El arte de la cocina tiene un retraso de varias décadas respecto de muchas otras artes. Apenas hace unos veinte años comenzamos a encontrar una cocina “modernista”, de vanguardia –cuando las vanguardias de la literatura y la plástica vieron su crepúsculo hacia el final de los años 1920–. En cine, la política y después la teoría del autor cubrieron los años sesenta y setenta, empezaron a ser confrontadas en los ochenta y, aunque sus consecuencias no se disipan aún, ahora padecen un backlash en ciertas zonas de la crítica y la academia. En cocina, en cambio, vivimos el esplendor de la “teoría” del autor. No me refiero sólo a México –aunque sí–: Occidente completo está encandilado con sus “autores”. (Ya mencioné a Food & Wine, pero agréguenle Apicius, Fool, Restaurant o el libro La cocina de los valientes de Pau Arenós, cuya visión del chef contemporáneo, con su culto obcecado a la “originalidad”, tiene mucho de un romanticismo con más de dos siglos de añejamiento.)

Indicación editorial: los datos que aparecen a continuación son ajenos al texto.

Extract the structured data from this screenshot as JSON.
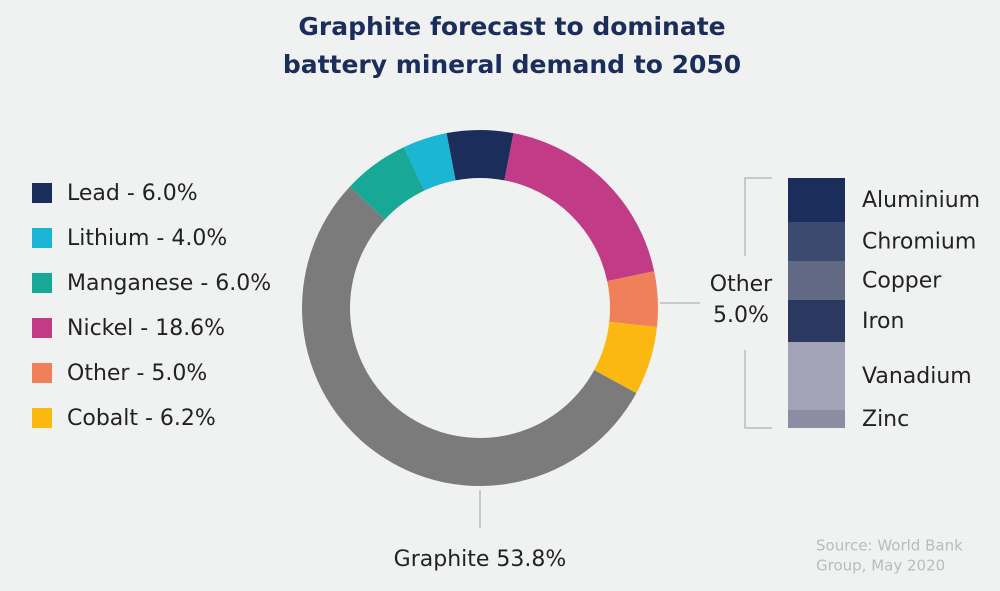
{
  "chart_data": {
    "type": "donut",
    "title": [
      "Graphite forecast to dominate",
      "battery mineral demand to 2050"
    ],
    "values": [
      6.0,
      18.6,
      5.0,
      6.2,
      53.8,
      6.0,
      4.0
    ],
    "value_labels": [
      "Lead - 6.0%",
      "Nickel - 18.6%",
      "Other - 5.0%",
      "Cobalt - 6.2%",
      "Graphite 53.8%",
      "Manganese - 6.0%",
      "Lithium - 4.0%"
    ],
    "colors": [
      "#1b2d5a",
      "#c23b87",
      "#f0805a",
      "#fbb811",
      "#7b7b7b",
      "#17a898",
      "#1ab6d3"
    ],
    "other_breakdown": {
      "type": "stacked-bar",
      "label": "Other",
      "value_label": "5.0%",
      "categories": [
        "Aluminium",
        "Chromium",
        "Copper",
        "Iron",
        "Vanadium",
        "Zinc"
      ],
      "values": [
        0.88,
        0.78,
        0.78,
        0.84,
        1.36,
        0.36
      ],
      "colors": [
        "#1b2d5a",
        "#3d4a70",
        "#626985",
        "#2b3860",
        "#a3a3b8",
        "#8c8ca3"
      ]
    },
    "source": [
      "Source: World Bank",
      "Group, May 2020"
    ]
  }
}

No es posible, y acaso tampoco deseable, ‘liberarnos’ de la idea del autor. Lo que sí es posible, y tal vez deseable, es buscar nuevas aproximaciones a nuestro sujeto: el arte culinario. Propongo esta: una poética de la cocina. No me refiero a un estudio de su poesía (primera acepción del diccionario) sino a un estudio del “conjunto de principios o de reglas, explícitos o no, que observan un género literario o artístico, una escuela o un autor” (cuarta acepción). La poética no es un método de lectura o interpretación, no es una hermenéutica o una escuela crítica –no es marxista, feminista, lacaniana, deconstructivista, postestructuralista–, sino un programa de investigación. La poética estudia la obra final como resultado de un proceso de construcción, un proceso que incluye un componente de oficio (ciertas reglas generales a veces tácitas), principios generales según los cuales la obra ha sido creada o compuesta, y sus funciones, efectos, usos. Cualquier indagación de los principios fundamentales a través de los que se construye un artefacto de cualquier medio, y los efectos que emanan de esos principios, estará en los dominios de la poética.[1]

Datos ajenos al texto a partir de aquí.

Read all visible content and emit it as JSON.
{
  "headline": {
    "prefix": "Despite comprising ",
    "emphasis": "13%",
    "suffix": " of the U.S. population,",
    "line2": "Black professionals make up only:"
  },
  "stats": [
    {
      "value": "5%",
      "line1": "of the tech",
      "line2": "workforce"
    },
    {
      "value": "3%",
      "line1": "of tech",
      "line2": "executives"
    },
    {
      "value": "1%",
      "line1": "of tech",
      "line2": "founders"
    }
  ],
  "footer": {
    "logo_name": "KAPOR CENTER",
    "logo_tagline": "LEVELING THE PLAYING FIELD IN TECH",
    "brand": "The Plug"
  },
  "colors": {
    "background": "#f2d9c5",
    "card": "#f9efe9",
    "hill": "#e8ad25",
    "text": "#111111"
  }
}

¿Es factible una poética de la cocina o al menos un programa de investigación y análisis que nos ayude a ampliar el limitadísimo horizonte de las reseñas y artículos críticos de comida que padecemos, y que están casi exclusivamente reducidos a “el chef” o a la suma chef + decoración + servicio + 3 platillos? ¿Cómo se vería un texto gastronómico que procurara adaptarse al programa de la poética? ¿Nos pueden servir el jurel y las codornices para intentar una aproximación a ese texto?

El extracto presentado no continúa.